Small blocks are particularly painful for ZFS due to per-block metadata overhead. The cost of handling a 32K block is not significantly greater than that of handling a 16K one in many cases, and allows you to preserve more spatial locality. The combination of small blocks and indirect writes is the worst of all worlds, causing the most fragmentation and the poorest preservation of locality.
I would strongly recommend a configuration for your data volume along the lines of:
recordsize=32k
logbias=latency
primarycache=all
zfs_vdev_read_gap_limit=49152
It is rare that “primarycache=metadata” will be beneficial, even with workloads you wouldn’t think would gain anything from the caching. I’d highly recommend avoiding it while you dial in a configuration. You should not usually need to keep your ARC completely clean so that metadata can fill it.
Set zfs_immediate_write_sz=65536 or so to cause no writes to be done with indirect sync.
If you get problems with excessive RMW during TxG commit, rate limit it with zfs_sync_taskq_batch_pct.

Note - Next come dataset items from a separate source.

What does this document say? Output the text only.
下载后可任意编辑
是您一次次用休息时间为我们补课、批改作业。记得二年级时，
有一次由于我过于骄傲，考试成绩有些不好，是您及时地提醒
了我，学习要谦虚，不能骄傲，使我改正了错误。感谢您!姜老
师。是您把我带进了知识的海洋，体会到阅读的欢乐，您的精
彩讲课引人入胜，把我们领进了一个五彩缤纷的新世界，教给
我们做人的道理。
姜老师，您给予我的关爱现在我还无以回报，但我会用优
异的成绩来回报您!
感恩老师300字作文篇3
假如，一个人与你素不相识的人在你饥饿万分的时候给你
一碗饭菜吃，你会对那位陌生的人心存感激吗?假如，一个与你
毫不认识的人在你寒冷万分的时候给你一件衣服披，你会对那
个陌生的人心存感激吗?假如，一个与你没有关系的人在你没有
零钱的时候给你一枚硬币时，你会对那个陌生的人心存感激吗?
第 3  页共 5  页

Hope this helps and that you give this a try.
Janet,
This is interesting, thank you! I had a different understanding of logbias where latency is ideal only when you have an SLOG. I might have also tested this in the past but I have to double check. I will look into the rest of your recommendations as time permits and update this blog.
I’m glad it may help.
Basically, the downside to logbias=latency with ZIL blocks in your main disk is that you “double write” onto the same storage, potentially decreasing possible throughput etc.
However, this is often portrayed as worse than it is. Compression reduces the size of data written out, and data is refactored into recordsize blocks so while it’s kind of “double write”…it’s far far away from “double IOP”. The TxG commit writes are relatively low priority and easily shape themselves around other I/O.
The fact is, if you’re doing something throughput-intensive, you shouldn’t be doing it fully synchronously. It’s rare that you run into that need. The reason that logbias=throughput exists is really for large systems with plenty of disks and a SLOG, so if they have a badly behaved application that doesn’t need to be fast, it can be contained and not trash SLOG responsiveness for everyone else.